Jusqu’à l’adolescence, on a eu une relation plutôt classique, paisible. Il pointait le bout de son nez de temps à autre mais ne restait jamais bien longtemps.
Arrivée à 20 ans, je suis partie (plus ou moins volontairement) de chez mes parents pour entrer (plus ou moins violemment) dans la vie d’adulte. Dès lors, Rodriguès a sournoisement commencé à être de plus en plus présent.
Quand j’ai réalisé que la vie active et l’indépendance forcée qu’elle comporte était une invitation au squat permanent de Rodriguès, il était trop tard : il était là tous les jours. Ainsi, j’étais obligée de le supporter tant bien que mal, sans savoir comment lui dire de partir.

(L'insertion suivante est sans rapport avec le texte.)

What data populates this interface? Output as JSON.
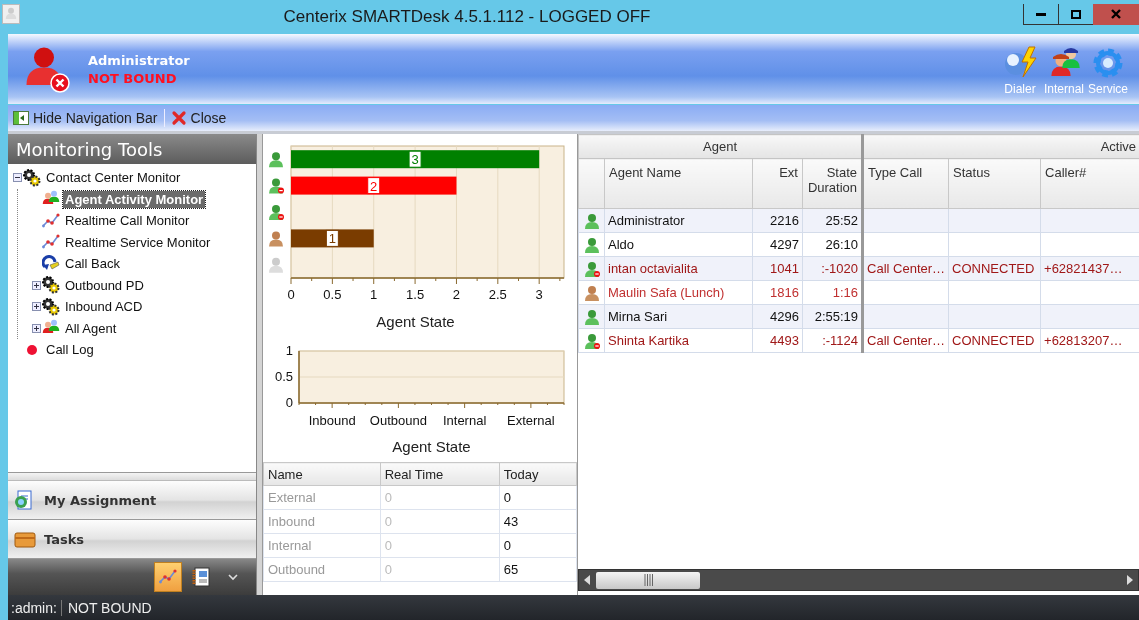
{
  "window": {
    "title": "Centerix SMARTDesk 4.5.1.112 - LOGGED OFF"
  },
  "header": {
    "user": {
      "name": "Administrator",
      "status": "NOT BOUND"
    },
    "actions": [
      {
        "label": "Dialer",
        "kind": "dialer"
      },
      {
        "label": "Internal",
        "kind": "internal"
      },
      {
        "label": "Service",
        "kind": "service"
      }
    ]
  },
  "toolbar": [
    {
      "label": "Hide Navigation Bar",
      "kind": "hide"
    },
    {
      "label": "Close",
      "kind": "close"
    }
  ],
  "nav": {
    "title": "Monitoring Tools",
    "tree": [
      {
        "label": "Contact Center Monitor",
        "kind": "group",
        "expanded": true,
        "selected": false,
        "children": [
          {
            "label": "Agent Activity Monitor",
            "kind": "agents",
            "selected": true
          },
          {
            "label": "Realtime Call Monitor",
            "kind": "monitor",
            "selected": false
          },
          {
            "label": "Realtime Service Monitor",
            "kind": "monitor",
            "selected": false
          },
          {
            "label": "Call Back",
            "kind": "callback",
            "selected": false
          },
          {
            "label": "Outbound PD",
            "kind": "group",
            "expanded": false,
            "selected": false
          },
          {
            "label": "Inbound ACD",
            "kind": "group",
            "expanded": false,
            "selected": false
          },
          {
            "label": "All Agent",
            "kind": "agents",
            "expanded": false,
            "selected": false
          }
        ]
      },
      {
        "label": "Call Log",
        "kind": "log",
        "selected": false
      }
    ],
    "sections": [
      {
        "label": "My Assignment",
        "kind": "assignment"
      },
      {
        "label": "Tasks",
        "kind": "tasks"
      }
    ],
    "switcher": [
      {
        "kind": "monitor",
        "selected": true
      },
      {
        "kind": "notes",
        "selected": false
      }
    ]
  },
  "state_chart": {
    "markers": [
      {
        "kind": "ready"
      },
      {
        "kind": "on_call"
      },
      {
        "kind": "wrap_up"
      },
      {
        "kind": "break"
      },
      {
        "kind": "offline"
      }
    ],
    "chart_data": {
      "type": "bar",
      "orientation": "horizontal",
      "xlabel": "Agent State",
      "xlim": [
        0,
        3.3
      ],
      "xticks": [
        0,
        0.5,
        1,
        1.5,
        2,
        2.5,
        3
      ],
      "grid": true,
      "values": [
        3,
        2,
        0,
        1,
        0
      ],
      "value_labels": [
        "3",
        "2",
        null,
        "1",
        null
      ],
      "colors": [
        "#008000",
        "#ff0000",
        null,
        "#7a3c00",
        null
      ]
    }
  },
  "call_chart": {
    "chart_data": {
      "type": "bar",
      "xlabel": "Agent State",
      "ylim": [
        0,
        1
      ],
      "yticks": [
        0,
        0.5,
        1
      ],
      "grid": true,
      "categories": [
        "Inbound",
        "Outbound",
        "Internal",
        "External"
      ],
      "values": [
        0,
        0,
        0,
        0
      ]
    }
  },
  "summary": {
    "columns": [
      "Name",
      "Real Time",
      "Today"
    ],
    "rows": [
      [
        "External",
        "0",
        "0"
      ],
      [
        "Inbound",
        "0",
        "43"
      ],
      [
        "Internal",
        "0",
        "0"
      ],
      [
        "Outbound",
        "0",
        "65"
      ]
    ]
  },
  "agents": {
    "groups": [
      "Agent",
      "Active"
    ],
    "columns": [
      "Agent Name",
      "Ext",
      "State Duration",
      "Type Call",
      "Status",
      "Caller#"
    ],
    "rows": [
      {
        "kind": "ready",
        "cells": [
          "Administrator",
          "2216",
          "25:52",
          "",
          "",
          ""
        ]
      },
      {
        "kind": "ready",
        "cells": [
          "Aldo",
          "4297",
          "26:10",
          "",
          "",
          ""
        ]
      },
      {
        "kind": "on_call",
        "cells": [
          "intan octavialita",
          "1041",
          ":-1020",
          "Call Center…",
          "CONNECTED",
          "+62821437…"
        ]
      },
      {
        "kind": "break",
        "cells": [
          "Maulin Safa (Lunch)",
          "1816",
          "1:16",
          "",
          "",
          ""
        ]
      },
      {
        "kind": "ready",
        "cells": [
          "Mirna Sari",
          "4296",
          "2:55:19",
          "",
          "",
          ""
        ]
      },
      {
        "kind": "on_call",
        "cells": [
          "Shinta Kartika",
          "4493",
          ":-1124",
          "Call Center…",
          "CONNECTED",
          "+62813207…"
        ]
      }
    ]
  },
  "status_bar": {
    "user": ":admin:",
    "status": "NOT BOUND"
  }
}
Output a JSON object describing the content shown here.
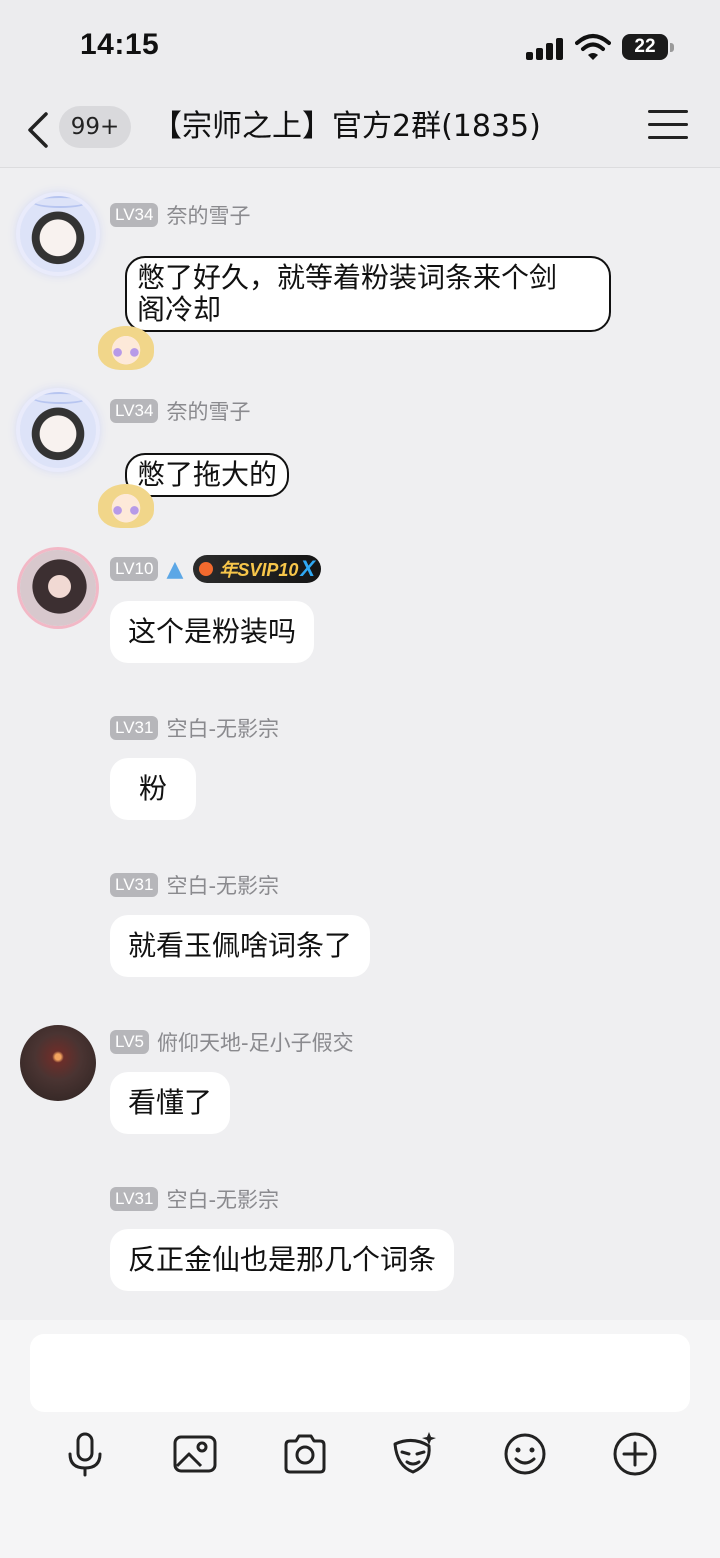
{
  "status": {
    "time": "14:15",
    "battery": "22"
  },
  "header": {
    "badge": "99+",
    "title": "【宗师之上】官方2群(1835)"
  },
  "messages": [
    {
      "level": "LV34",
      "name": "奈的雪子",
      "text_line1": "憋了好久，就等着粉装词条来个剑",
      "text_line2": "阁冷却"
    },
    {
      "level": "LV34",
      "name": "奈的雪子",
      "text": "憋了拖大的"
    },
    {
      "level": "LV10",
      "badge_icon": "whale-icon",
      "svip": "SVIP10",
      "svip_prefix": "年",
      "svip_x": "X",
      "text": "这个是粉装吗"
    },
    {
      "level": "LV31",
      "name": "空白-无影宗",
      "text": "粉"
    },
    {
      "level": "LV31",
      "name": "空白-无影宗",
      "text": "就看玉佩啥词条了"
    },
    {
      "level": "LV5",
      "name": "俯仰天地-足小子假交",
      "text": "看懂了"
    },
    {
      "level": "LV31",
      "name": "空白-无影宗",
      "text": "反正金仙也是那几个词条"
    }
  ],
  "toolbar": [
    "microphone-icon",
    "image-icon",
    "camera-icon",
    "sticker-icon",
    "emoji-icon",
    "plus-icon"
  ]
}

Et puis, très rapidement, Rodriguès a amené ses copines : Ashley l’anxiété, Kandace l’angoisse, Brittany l’insomnie. Seule face à tous ces squatteurs, je me sentais désemparée. Tout était prétexte à leur venue : la taxe d’imposition, un retard au travail, la voisine acariâtre…
Une routine de vie névrosée était en train de se construire malgré moi.

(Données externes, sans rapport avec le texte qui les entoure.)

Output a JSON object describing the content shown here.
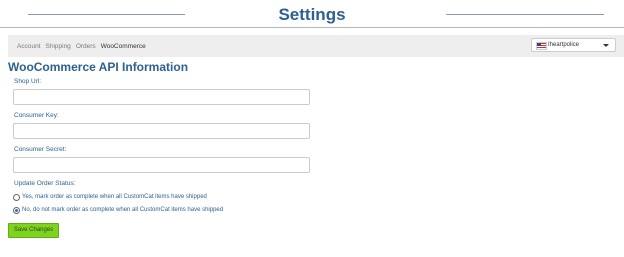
{
  "header": {
    "title": "Settings"
  },
  "nav": {
    "tabs": [
      {
        "label": "Account"
      },
      {
        "label": "Shipping"
      },
      {
        "label": "Orders"
      },
      {
        "label": "WooCommerce"
      }
    ],
    "active_tab": "WooCommerce",
    "store_selector": {
      "value": "Iheartpolice",
      "flag_icon": "us-flag-icon",
      "caret_icon": "caret-down-icon"
    }
  },
  "form": {
    "title": "WooCommerce API Information",
    "shop_url": {
      "label": "Shop Url:",
      "value": ""
    },
    "consumer_key": {
      "label": "Consumer Key:",
      "value": ""
    },
    "consumer_secret": {
      "label": "Consumer Secret:",
      "value": ""
    },
    "update_order_status": {
      "label": "Update Order Status:",
      "options": [
        {
          "label": "Yes, mark order as complete when all CustomCat items have shipped",
          "selected": false
        },
        {
          "label": "No, do not mark order as complete when all CustomCat items have shipped",
          "selected": true
        }
      ]
    },
    "save_label": "Save Changes"
  },
  "colors": {
    "heading": "#2d6191",
    "nav_bg": "#eeeeee",
    "save_button": "#7ed321"
  }
}
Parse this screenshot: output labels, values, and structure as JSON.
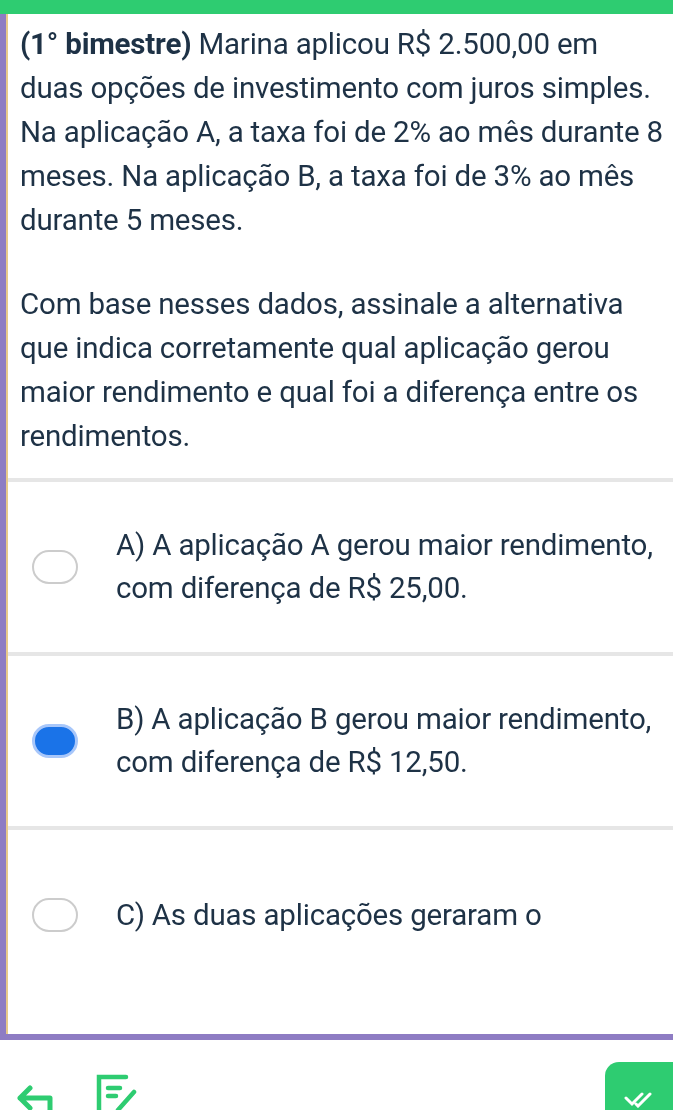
{
  "question": {
    "paragraphs": [
      "**(1° bimestre)** Marina aplicou R$ 2.500,00 em duas opções de investimento com juros simples. Na aplicação A, a taxa foi de 2% ao mês durante 8 meses. Na aplicação B, a taxa foi de 3% ao mês durante 5 meses.",
      "Com base nesses dados, assinale a alternativa que indica corretamente qual aplicação gerou maior rendimento e qual foi a diferença entre os rendimentos."
    ]
  },
  "options": [
    {
      "text": "A) A aplicação A gerou maior rendimento, com diferença de R$ 25,00.",
      "selected": false
    },
    {
      "text": "B) A aplicação B gerou maior rendimento, com diferença de R$ 12,50.",
      "selected": true
    },
    {
      "text": "C) As duas aplicações geraram o",
      "selected": false
    }
  ]
}
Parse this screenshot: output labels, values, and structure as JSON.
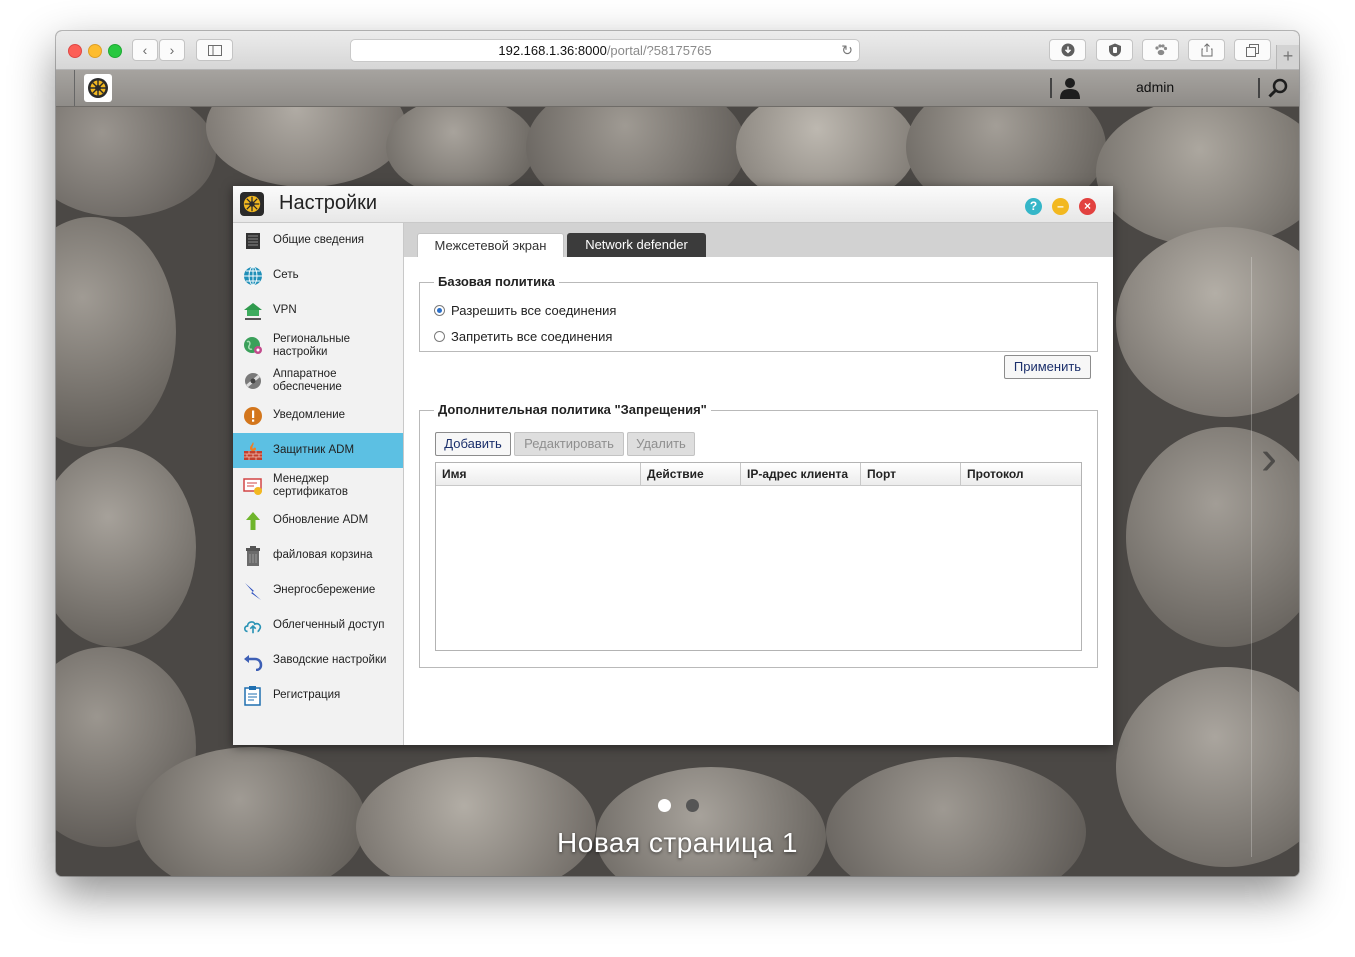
{
  "browser": {
    "url_host": "192.168.1.36:8000",
    "url_path": "/portal/?58175765"
  },
  "adm": {
    "username": "admin"
  },
  "dialog": {
    "title": "Настройки",
    "sidebar": [
      {
        "label": "Общие сведения",
        "icon": "server-icon"
      },
      {
        "label": "Сеть",
        "icon": "globe-icon"
      },
      {
        "label": "VPN",
        "icon": "vpn-house-icon"
      },
      {
        "label": "Региональные настройки",
        "icon": "regional-globe-icon"
      },
      {
        "label": "Аппаратное обеспечение",
        "icon": "hardware-icon"
      },
      {
        "label": "Уведомление",
        "icon": "alert-icon"
      },
      {
        "label": "Защитник ADM",
        "icon": "firewall-icon",
        "active": true
      },
      {
        "label": "Менеджер сертификатов",
        "icon": "certificate-icon"
      },
      {
        "label": "Обновление ADM",
        "icon": "update-arrow-icon"
      },
      {
        "label": "файловая корзина",
        "icon": "trash-icon"
      },
      {
        "label": "Энергосбережение",
        "icon": "energy-icon"
      },
      {
        "label": "Облегченный доступ",
        "icon": "cloud-upload-icon"
      },
      {
        "label": "Заводские настройки",
        "icon": "reset-arrow-icon"
      },
      {
        "label": "Регистрация",
        "icon": "registration-icon"
      }
    ],
    "tabs": {
      "firewall": "Межсетевой экран",
      "network_defender": "Network defender"
    },
    "base_policy": {
      "legend": "Базовая политика",
      "allow_all": "Разрешить все соединения",
      "deny_all": "Запретить все соединения",
      "selected": "allow_all"
    },
    "apply_label": "Применить",
    "extra_policy": {
      "legend": "Дополнительная политика \"Запрещения\"",
      "add": "Добавить",
      "edit": "Редактировать",
      "delete": "Удалить",
      "columns": [
        "Имя",
        "Действие",
        "IP-адрес клиента",
        "Порт",
        "Протокол"
      ],
      "rows": []
    }
  },
  "desktop": {
    "page_title": "Новая страница 1",
    "pages": 2,
    "current_page": 1
  }
}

Je pensais que c’était ça, être adulte.

Et puis mon père est mort.
Foudroyé en trois mois par Robert le cancer. (Robert souffre de pas être très aimé par les gens, paraît-il, mais il ne fait pas beaucoup d’efforts aussi…) #ambiance
Cet événement m’a appris deux choses :
1 – être en froid avec son père quand il meurt, ça enrichit les psys et endette la Sécurité Sociale
2 – la vie est courte, alors il faut pas se faire chier
J’ai ainsi trouvé la force de mettre dehors Rodriguès, Ashley et Kandace.

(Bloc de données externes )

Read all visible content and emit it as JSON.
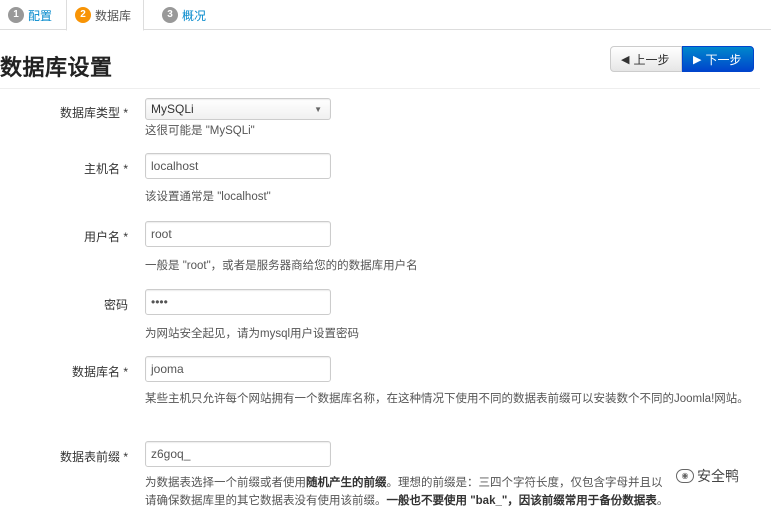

Comment ? Et bien chaque fois que je suis confrontée à une des nombreuses difficultés qu’offre le quotidien, je parviens toujours à me détendre et trouver que ce n’est pas grave, car il n’y a pas mort d’homme. Littéralement.
Typiquement, avant les examens écrits de mon diplôme d’ASS, je me disais que j’allais forcément avoir quelque chose à dire. Pour les oraux, je m’imaginais juste une conversation avec un autre professionnel à propos d’un sujet intéressant.
(Et puis je ne me disais aussi que si je le ratais, c’était pas grave, puisque je n’avais pas le cancer.)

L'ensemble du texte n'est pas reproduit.